K. CLIMAX 2 di Francesco Gallo Mazzeo

Futurismo.

Centenario

 

I cento anni, li ha abbondantemente superati, visto che il suo

primo manifesto generale, il futurismo, lo ha visto pubblicato

sul quotidiano parigino “Le Figaro” nel 1909, incitando, gli artisti,

i giovani, i popoli, gli italiani, in particolare, ritenuti sonnacchiosi

e un po’ (in realtà, molto…) pigri, al coraggio, alla temerarietà,

all’energia, al pericolo. Certo, i suoi protagonisti e il suo linguaggio,

ci appaiono, per tanti versi, di un altro mondo, non fosse altro, che

per le certezze granitiche, di cui erano pieni, per le altisonanti

parole e affermazioni, non solo sul chiaro di luna, da abolire e sulla

asfaltatura del Canal Grande di Venezia, ma anche per l’esaltazione

acritica del macchinismo, della guerra, della violenza.

Li accogliamo, non alla lettera, perché neanche essi stessi lo facevano,

ma per la loro forma e sostanza metaforiche, poetiche, teatrali, tese a

creare scandalo, dove c’era imperante un eccesso di tradizionalismo,

che è stanca banale ripetizione, mentre la tradizione, in sé, è gioia

umanistica del nuovo. Ritenevano mollicci e ritardatari, l’impressionismo,

l’espressionismo e reazionaria la secessione viennese.
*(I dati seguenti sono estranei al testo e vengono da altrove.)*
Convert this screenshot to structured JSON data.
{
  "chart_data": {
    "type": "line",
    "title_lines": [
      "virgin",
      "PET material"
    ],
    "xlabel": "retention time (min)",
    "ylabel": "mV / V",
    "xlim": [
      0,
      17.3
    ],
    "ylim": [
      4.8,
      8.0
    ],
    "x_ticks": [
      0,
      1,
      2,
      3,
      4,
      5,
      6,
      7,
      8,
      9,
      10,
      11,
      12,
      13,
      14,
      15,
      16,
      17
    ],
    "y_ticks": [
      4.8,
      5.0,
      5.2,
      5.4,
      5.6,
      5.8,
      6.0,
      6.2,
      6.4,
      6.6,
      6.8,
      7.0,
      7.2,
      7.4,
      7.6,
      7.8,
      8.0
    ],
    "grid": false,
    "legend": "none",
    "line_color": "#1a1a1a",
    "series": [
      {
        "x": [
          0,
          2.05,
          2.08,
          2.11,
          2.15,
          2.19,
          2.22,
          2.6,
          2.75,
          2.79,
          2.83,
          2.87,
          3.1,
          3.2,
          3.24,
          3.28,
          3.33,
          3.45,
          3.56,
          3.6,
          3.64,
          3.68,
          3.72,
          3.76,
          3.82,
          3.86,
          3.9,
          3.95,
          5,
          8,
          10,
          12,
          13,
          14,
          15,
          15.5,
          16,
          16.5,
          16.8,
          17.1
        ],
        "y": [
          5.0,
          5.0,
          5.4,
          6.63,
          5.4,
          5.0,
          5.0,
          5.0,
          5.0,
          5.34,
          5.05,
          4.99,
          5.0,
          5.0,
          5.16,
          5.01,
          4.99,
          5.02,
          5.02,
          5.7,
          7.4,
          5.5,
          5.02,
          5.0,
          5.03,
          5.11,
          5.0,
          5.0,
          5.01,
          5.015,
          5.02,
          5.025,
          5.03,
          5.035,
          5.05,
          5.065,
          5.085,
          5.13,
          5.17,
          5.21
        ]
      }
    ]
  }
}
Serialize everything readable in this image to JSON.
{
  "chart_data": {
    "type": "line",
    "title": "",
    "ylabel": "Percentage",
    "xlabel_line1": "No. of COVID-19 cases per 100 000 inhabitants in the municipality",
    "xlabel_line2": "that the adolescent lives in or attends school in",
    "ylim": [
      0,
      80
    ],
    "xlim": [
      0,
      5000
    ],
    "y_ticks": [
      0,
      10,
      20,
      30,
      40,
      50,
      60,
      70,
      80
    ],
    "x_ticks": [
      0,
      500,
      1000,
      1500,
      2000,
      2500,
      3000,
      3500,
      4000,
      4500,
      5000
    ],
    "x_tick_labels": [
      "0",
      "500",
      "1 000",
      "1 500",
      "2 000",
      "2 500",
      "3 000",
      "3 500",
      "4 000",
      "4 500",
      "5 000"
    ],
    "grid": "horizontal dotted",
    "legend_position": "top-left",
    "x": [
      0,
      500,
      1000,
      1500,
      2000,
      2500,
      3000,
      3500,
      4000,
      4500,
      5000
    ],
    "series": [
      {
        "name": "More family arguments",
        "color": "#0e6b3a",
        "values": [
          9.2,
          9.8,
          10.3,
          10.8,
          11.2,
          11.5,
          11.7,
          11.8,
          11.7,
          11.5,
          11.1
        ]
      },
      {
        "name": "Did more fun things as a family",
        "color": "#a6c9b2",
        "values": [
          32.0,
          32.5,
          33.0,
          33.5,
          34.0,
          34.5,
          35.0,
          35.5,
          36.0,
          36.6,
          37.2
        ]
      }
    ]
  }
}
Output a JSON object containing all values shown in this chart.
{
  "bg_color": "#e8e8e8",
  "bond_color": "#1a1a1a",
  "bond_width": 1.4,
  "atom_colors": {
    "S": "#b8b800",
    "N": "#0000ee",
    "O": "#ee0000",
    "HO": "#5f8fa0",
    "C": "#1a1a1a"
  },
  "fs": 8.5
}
E, così, là dove

il cubismo è stato elitariamente pittorico, parigino e aristocratico,

il futurismo è stato interdisciplinare, interessando tutto l'universo delle

discipline artistiche, dalla pittura, alla scultura, dalla musica, alla poesia,

al teatro, all’architettura, all’urbanistica, ma sforando  anche su moda,

cucina e interessandosi anche di giovani, di vita quotidiana e politica.

Con il futurismo, si chiede un’epoca di minorità italiana, culturale e

artistica, rispetto a Vienna, a Parigi, a Londra; una minorità durata per

tutto il rapido ottocento (che però ci ha dato l’unità nazionale e il colosso

Giuseppe Verdi…) che ci aveva visto arretrare, già dal sei settecento,

dal primo posto che avevamo nel cinquecento. Il futurismo, è il “miracolo”

dell’Italia unita, che può coniugare talenti del nord e del sud, unificando

le tante “italiette” da barzelletta, che erano diventate, le già gloriose

repubbliche marinare e ducati vari, ridotti a puri fantasmi. Il futurismo

italiano è diventato poi secondo futurismo, aero futurismo,

futurismo internazionale, mondiale, riportando il nostro paese, in

rango e su pedana, da cui mancava dai secoli del Rinascimento,

proponendo una visione dell’arte aperta alla modernità, cioè ad una

ardita sperimentazione e contaminazione, ad una originalità non più

ancorata necessariamente al criterio delle belle arti, di brutto o di bello,

ma di un sistema di arti visive, orientate all’emozione, alla gestualità,

alla nozione di interesse sublimante. Da questo punto di vista,

il futurismo (come anche il cubismo e il dadaismo) rimane endemico,

perché ha conquistato il senso comune; esiste anche senza essere incarnato,

senza essere nominato, senza che Marinetti, Boccioni, Balla, Severini, Sant’Elia,

siano riconosciuti e salutati per strada; e di questo possiamo essere orgogliosi,

a patto di recepirlo, come un evento metodologico e non come un dogma.